Veterans Group Is Awaiting Pension Pay-Outs

For more than a year, about 700 veterans in Banteay Mean­chey province have not received the pensions they believe are owed to them, according to a human rights group and a veteran who is taking their case public.

The Ministry of Social Affairs, Veterans and Youth Rehab­ilit­ation has not paid pensions to soldiers who left the ranks of the military last year as part of an effort to trim the armed forces’ payroll, said Kong Savin, a 56-year-old veteran.

“Since I have become a retired soldier, I have never received a pension, and I don’t know how much I will get,” he said.

In a ceremony on March 30, 2008, Ministry of Defense officials handed departing soldiers—some of retirement age, some leaving voluntarily, others disabled or amputees—a bonus worth eight months’ salary, about $250 for most, Mr Kong Savin said. This money was an encouragement to leave RCAF, not an advance on pensions, he insisted.

He and other veterans have asked the provincial department of social affairs for their pensions but have been consistently asked to wait, he said.

“When we asked them in Dec­ember, they told us that we would them get in January. When we asked in January, they asked to wait till February,” he said. “But we get nothing.”

The veterans have not publicly protested yet and would prefer not to, but most of them, unable to work because of their age or disabilities, cannot hold on without payment much longer, he added.

“I don’t have a job to do. My children are studying. I don’t have money to support them,” he said.

Samheng Boros, cabinet chief at the Ministry of Social Affairs, denied the accusations.

“It is not right. No such case has happened. [Today] the Min­istry of Social Affairs will make a clarification about this,” he said. He declined to explain what pension, if any, those veterans could be entitled to. Minister of Social Affairs Ith Sam Heng could not be reached, and Secretary of State Say Siphonn declined to comment.

According to Suom Chankea, Banteay Meanchey coordinator for local rights group Adhoc, the ministry’s reputation is at stake.
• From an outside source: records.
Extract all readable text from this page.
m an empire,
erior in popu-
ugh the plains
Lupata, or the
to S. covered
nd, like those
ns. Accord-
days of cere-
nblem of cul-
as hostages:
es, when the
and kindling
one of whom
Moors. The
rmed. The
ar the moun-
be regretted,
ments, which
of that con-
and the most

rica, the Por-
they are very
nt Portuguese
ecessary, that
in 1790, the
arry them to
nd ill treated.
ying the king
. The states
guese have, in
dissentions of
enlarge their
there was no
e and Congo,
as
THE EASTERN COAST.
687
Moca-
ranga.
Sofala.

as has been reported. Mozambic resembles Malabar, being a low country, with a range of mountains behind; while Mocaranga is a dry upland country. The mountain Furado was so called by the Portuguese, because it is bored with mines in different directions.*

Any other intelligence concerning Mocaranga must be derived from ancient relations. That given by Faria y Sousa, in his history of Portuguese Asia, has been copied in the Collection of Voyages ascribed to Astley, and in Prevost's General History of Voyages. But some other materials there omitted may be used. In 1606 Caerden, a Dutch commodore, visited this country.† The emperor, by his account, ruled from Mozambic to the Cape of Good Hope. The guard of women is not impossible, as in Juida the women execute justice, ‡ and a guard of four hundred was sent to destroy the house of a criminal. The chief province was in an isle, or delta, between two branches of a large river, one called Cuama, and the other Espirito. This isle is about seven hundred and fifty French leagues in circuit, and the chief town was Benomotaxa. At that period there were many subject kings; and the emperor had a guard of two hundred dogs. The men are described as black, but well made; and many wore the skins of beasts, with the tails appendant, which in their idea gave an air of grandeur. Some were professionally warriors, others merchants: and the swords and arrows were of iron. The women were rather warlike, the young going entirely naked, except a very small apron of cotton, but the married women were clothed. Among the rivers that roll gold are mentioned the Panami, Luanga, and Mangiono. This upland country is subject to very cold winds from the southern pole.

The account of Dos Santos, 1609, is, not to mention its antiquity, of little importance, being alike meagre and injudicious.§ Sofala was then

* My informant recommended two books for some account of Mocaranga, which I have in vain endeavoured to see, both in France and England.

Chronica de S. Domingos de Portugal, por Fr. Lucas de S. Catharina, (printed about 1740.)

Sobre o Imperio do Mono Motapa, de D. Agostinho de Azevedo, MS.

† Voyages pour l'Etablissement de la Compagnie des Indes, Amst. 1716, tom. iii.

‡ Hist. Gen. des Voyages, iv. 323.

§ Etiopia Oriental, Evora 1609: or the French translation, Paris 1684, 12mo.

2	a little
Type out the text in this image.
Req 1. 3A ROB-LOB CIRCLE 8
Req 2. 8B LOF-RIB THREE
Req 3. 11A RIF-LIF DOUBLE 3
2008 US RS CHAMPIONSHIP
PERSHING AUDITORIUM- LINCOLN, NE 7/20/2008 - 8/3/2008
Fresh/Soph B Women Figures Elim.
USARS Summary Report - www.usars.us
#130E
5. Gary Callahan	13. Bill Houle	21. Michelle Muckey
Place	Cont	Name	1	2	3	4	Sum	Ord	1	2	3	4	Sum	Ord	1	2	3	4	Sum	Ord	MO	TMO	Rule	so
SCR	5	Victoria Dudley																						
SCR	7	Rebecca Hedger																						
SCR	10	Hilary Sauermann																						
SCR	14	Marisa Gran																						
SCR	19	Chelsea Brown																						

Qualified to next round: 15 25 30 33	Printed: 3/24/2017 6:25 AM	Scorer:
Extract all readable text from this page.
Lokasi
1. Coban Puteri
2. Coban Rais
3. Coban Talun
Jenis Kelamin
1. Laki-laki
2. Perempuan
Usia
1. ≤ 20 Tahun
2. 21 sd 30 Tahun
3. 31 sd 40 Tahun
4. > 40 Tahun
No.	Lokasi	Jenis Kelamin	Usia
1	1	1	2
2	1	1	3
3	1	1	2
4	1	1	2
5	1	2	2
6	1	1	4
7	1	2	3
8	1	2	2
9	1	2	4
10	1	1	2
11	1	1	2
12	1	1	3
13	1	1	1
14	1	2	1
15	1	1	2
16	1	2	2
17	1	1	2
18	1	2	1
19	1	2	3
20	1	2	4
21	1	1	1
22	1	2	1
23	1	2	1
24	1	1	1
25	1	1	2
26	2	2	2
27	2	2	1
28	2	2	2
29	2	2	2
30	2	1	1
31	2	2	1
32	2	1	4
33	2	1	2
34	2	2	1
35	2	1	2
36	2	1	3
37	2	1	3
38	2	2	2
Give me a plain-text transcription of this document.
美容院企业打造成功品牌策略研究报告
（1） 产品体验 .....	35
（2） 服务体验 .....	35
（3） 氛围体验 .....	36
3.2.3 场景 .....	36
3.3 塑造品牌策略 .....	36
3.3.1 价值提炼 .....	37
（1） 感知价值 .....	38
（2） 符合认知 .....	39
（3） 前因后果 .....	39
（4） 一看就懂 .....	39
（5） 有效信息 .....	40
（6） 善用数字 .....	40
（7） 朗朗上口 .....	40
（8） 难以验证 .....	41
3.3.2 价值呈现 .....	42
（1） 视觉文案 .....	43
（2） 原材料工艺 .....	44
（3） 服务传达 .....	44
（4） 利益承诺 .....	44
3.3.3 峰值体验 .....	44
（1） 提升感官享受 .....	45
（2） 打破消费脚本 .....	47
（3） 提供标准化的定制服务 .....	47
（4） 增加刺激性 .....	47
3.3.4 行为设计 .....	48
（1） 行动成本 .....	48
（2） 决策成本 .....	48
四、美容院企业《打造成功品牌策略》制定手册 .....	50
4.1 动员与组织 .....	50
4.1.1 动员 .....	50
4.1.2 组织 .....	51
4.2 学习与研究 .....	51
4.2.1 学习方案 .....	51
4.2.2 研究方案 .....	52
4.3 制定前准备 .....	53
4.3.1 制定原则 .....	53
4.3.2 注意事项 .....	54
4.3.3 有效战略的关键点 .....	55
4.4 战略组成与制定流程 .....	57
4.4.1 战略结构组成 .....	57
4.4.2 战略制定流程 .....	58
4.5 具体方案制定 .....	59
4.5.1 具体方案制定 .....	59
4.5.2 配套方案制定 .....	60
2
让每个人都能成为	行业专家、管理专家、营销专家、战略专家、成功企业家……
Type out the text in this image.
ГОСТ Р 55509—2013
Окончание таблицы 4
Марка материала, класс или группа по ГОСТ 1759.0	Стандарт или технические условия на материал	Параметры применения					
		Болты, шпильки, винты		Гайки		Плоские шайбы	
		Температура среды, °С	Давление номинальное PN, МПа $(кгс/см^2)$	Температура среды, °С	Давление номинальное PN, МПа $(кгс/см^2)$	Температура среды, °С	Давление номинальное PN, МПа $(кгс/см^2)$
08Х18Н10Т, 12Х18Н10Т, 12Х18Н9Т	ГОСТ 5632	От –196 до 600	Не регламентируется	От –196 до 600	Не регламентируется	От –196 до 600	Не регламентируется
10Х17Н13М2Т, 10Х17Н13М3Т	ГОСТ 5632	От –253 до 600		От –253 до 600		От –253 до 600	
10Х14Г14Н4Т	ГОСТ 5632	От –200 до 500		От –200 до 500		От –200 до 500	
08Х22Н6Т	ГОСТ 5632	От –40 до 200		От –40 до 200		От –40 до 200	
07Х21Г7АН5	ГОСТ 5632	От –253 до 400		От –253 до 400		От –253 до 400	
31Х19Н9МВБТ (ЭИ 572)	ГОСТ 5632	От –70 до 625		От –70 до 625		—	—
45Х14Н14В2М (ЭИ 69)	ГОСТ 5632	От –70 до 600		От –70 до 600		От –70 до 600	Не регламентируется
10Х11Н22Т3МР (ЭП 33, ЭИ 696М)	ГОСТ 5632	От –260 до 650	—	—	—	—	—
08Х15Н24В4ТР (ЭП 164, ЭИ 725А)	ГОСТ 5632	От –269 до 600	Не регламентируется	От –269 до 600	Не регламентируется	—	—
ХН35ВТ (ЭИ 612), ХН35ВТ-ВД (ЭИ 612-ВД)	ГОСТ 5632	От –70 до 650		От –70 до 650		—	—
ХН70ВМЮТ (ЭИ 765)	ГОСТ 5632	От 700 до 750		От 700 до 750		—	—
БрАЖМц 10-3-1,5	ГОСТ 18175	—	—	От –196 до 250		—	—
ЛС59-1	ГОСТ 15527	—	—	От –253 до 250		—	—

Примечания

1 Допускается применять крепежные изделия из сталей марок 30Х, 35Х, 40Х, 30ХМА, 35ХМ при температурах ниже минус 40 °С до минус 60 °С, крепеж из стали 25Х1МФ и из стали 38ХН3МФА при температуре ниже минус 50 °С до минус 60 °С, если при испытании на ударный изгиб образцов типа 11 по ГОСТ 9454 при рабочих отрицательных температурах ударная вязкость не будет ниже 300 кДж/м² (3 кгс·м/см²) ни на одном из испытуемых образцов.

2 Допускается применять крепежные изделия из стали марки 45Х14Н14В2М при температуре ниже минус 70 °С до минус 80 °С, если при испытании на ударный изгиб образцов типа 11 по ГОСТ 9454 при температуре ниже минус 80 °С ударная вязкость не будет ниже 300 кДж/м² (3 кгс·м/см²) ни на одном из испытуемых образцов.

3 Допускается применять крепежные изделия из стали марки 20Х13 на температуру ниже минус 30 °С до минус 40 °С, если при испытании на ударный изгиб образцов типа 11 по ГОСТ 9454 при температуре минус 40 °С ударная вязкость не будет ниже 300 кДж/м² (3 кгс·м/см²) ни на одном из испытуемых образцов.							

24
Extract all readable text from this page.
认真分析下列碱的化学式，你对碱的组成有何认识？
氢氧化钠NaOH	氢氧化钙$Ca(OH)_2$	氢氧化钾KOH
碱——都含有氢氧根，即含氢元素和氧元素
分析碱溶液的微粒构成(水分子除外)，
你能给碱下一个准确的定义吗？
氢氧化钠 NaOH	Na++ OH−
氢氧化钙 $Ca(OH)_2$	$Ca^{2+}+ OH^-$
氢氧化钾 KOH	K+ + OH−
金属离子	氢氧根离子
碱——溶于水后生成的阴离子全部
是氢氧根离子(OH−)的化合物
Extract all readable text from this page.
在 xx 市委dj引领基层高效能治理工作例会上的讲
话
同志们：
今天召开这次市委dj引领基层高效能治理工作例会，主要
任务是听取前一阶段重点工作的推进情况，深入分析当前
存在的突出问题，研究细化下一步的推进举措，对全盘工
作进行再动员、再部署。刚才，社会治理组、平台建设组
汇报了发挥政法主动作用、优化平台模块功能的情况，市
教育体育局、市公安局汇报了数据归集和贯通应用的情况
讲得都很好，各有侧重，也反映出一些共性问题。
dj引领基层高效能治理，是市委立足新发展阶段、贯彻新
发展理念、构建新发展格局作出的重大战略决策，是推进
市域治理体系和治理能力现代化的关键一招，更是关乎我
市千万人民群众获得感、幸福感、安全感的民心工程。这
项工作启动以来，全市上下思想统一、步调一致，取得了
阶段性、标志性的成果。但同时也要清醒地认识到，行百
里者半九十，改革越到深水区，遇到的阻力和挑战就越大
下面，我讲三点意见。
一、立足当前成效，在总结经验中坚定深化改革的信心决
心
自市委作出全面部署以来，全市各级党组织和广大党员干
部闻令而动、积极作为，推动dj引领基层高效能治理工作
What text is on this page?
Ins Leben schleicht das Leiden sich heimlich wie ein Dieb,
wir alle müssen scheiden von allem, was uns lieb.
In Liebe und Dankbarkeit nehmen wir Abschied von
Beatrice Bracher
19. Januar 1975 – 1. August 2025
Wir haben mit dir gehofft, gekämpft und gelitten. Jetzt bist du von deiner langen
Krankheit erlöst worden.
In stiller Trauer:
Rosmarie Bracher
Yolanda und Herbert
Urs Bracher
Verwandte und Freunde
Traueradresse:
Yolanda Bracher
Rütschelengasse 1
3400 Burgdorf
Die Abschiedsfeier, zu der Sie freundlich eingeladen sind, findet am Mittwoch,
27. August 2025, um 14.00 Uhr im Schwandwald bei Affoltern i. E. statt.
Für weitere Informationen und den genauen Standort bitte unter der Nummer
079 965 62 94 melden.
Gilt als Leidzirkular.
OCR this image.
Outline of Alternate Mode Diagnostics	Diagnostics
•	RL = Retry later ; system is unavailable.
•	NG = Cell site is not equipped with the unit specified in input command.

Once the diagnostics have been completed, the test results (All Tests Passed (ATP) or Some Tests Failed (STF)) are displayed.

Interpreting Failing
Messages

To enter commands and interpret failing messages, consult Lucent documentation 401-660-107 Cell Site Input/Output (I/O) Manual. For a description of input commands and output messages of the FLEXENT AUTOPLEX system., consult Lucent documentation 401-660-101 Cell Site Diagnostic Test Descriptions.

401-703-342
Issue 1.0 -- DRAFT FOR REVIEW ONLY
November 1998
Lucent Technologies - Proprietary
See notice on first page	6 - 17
He has seen the veterans display anger and disappointment at the provincial social affairs department when their request for payment was again turned down, he said.

“They shout loudly, but the [de­partment of] social affairs does not solve the problem,” he said. “If [it] does not solve the problem soon, it will affect its honor itself, and everyone will think that the [department] is corrupt.”

The provincial social affairs department’s director, Heng Chamroeun, declined to comment Tuesday.